El más importante guardarrail es reconocer como legítimos a los oponentes. El Partido Republicano de EE.UU. hace ya muchos años que tilda de “malos americanos” a los demócratas y les acusa de no amar a su país. ¿No les suena muy similar a la repetida acusación de “romper España” que reciben los socialistas por parte del PP? Si uno tilda a su oponente de antipatriota o de enemigo de su país, a partir de ahí se puede justificar cualquier acto legal o ilegal que bloquee sus iniciativas.

 

La idea central para que funcione una democracia es considerar que los oponentes aman a su país y son tan patriotas como uno mismo, solo que piensan distinto o representan intereses de capas distintas de la población. Aunque creamos que sus ideas son ilusas o erróneas, no se les puede tratar como traidores o subversivos. Cuando la tolerancia mutua zozobra, es difícil sostener la democracia. Tenemos el más triste ejemplo de intolerancia mutua en la ejercida por la CEDA y el Frente Popular en nuestra Segunda República que, como sabemos, acabó en una terrible guerra civil.

 

La tolerancia implica también contención institucional.
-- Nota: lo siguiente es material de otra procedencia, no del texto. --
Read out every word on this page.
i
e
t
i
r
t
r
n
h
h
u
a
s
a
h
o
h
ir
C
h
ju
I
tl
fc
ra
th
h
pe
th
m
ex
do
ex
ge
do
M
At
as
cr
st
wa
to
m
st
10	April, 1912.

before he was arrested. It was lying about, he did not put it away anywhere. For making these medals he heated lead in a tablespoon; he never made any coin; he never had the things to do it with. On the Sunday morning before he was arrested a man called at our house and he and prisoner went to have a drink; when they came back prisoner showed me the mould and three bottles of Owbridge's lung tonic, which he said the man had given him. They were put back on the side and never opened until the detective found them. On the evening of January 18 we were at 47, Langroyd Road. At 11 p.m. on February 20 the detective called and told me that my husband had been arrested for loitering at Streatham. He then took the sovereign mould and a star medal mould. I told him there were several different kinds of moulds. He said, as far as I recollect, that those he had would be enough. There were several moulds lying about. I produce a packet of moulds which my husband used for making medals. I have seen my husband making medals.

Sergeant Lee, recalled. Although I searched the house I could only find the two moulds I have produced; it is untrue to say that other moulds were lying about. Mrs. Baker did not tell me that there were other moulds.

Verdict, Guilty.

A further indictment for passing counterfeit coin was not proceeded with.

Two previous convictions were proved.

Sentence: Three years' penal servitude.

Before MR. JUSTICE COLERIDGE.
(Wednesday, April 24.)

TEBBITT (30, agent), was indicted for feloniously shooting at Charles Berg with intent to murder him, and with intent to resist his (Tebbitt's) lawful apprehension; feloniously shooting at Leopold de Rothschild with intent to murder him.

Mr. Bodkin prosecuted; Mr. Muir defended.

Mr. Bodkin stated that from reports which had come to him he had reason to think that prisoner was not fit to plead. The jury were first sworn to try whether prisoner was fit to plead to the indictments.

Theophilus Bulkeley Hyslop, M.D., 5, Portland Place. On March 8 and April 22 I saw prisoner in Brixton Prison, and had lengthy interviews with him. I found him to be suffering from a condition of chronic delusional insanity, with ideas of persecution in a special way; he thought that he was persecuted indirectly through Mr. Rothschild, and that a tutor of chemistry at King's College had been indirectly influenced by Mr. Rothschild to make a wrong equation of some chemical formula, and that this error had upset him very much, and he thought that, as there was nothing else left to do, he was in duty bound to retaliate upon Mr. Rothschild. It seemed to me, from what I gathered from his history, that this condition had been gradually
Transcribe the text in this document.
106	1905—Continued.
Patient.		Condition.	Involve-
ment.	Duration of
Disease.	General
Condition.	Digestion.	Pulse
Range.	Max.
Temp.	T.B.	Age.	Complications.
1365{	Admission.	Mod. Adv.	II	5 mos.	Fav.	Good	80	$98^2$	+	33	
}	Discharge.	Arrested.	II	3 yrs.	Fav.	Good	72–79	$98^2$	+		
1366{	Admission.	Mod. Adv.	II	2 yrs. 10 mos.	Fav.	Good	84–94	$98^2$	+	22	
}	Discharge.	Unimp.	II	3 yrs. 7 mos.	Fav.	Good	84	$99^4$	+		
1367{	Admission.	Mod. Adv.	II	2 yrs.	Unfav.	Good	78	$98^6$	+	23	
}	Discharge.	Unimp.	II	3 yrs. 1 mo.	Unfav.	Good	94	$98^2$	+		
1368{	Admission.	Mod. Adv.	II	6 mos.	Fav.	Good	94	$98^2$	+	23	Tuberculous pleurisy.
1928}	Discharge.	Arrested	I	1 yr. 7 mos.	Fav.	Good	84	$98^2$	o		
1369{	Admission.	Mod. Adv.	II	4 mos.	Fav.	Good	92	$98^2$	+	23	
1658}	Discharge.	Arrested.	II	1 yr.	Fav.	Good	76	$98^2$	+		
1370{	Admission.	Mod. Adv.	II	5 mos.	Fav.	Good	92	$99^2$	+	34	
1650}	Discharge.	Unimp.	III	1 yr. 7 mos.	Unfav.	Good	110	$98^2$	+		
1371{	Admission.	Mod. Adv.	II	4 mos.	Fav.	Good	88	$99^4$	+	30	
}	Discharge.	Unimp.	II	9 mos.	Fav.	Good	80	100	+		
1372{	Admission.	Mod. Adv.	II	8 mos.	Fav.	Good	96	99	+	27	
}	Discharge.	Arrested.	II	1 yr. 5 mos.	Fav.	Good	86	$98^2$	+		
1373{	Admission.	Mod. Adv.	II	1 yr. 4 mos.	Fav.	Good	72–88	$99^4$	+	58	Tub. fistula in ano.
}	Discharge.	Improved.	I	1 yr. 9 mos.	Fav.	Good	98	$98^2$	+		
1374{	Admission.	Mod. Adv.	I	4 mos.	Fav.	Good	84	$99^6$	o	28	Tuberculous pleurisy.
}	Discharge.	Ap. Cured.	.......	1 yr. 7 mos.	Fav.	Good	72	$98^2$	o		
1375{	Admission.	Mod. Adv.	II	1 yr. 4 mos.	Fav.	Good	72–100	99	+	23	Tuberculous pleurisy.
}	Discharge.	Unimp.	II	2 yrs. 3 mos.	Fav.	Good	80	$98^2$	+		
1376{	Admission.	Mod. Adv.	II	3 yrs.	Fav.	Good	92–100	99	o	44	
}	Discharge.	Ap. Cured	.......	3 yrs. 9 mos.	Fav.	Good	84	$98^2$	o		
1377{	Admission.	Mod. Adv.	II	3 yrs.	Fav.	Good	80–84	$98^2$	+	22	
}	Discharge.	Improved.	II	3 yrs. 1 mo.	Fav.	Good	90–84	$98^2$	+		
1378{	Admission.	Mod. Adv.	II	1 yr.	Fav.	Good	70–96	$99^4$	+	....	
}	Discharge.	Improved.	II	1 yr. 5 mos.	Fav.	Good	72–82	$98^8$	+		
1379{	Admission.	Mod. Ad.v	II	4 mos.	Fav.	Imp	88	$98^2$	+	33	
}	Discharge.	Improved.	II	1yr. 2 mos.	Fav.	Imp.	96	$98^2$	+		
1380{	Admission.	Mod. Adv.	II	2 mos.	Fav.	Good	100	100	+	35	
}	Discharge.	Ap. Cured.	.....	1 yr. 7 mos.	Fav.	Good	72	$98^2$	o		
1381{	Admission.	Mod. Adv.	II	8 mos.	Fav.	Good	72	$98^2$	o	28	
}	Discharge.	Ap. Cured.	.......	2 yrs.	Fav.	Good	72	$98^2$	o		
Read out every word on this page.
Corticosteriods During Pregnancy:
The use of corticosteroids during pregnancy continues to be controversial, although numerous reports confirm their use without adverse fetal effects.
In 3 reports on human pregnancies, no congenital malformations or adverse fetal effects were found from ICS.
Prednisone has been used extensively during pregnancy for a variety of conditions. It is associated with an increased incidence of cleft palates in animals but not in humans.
A veces es necesario refrenarse de ejercer un derecho legal porque va en contra el espíritu de la Constitución o aumenta la toxicidad del ambiente político. Como ejemplo de esto, hasta 1940 no se incorporó a la constitución estadounidense la limitación de dos mandatos presidenciales. Sin embargo, todos respetaron esa norma no escrita y, cuando algunos presidentes intentaron infringirla, hubo una reacción en ambos partidos para impedirlo.

 

Nuestro ambiente político actual es tóxico, la intolerancia mutua ha alcanzado límites insospechados y se usan las instituciones —tenemos ejemplos cercanos en el uso espurio del CGPJ y del Senado, ambos en manos del PP— para neutralizar al oponente. Son ya muchas las voces que advierten de que no podemos seguir así. Tampoco pueden en Estados Unidos, que presenta un ambiente igualmente tóxico y se encamina a la posible reelección de un personaje tan demostradamente peligroso como Donald Trump.

 

Malos tiempos, ante los que es necesario reaccionar. Por fortuna, tenemos en España una sociedad cívica mucho más tolerante y democrática de lo que exhibe buena parte de nuestra clase política. Se trataría entonces de imponernos.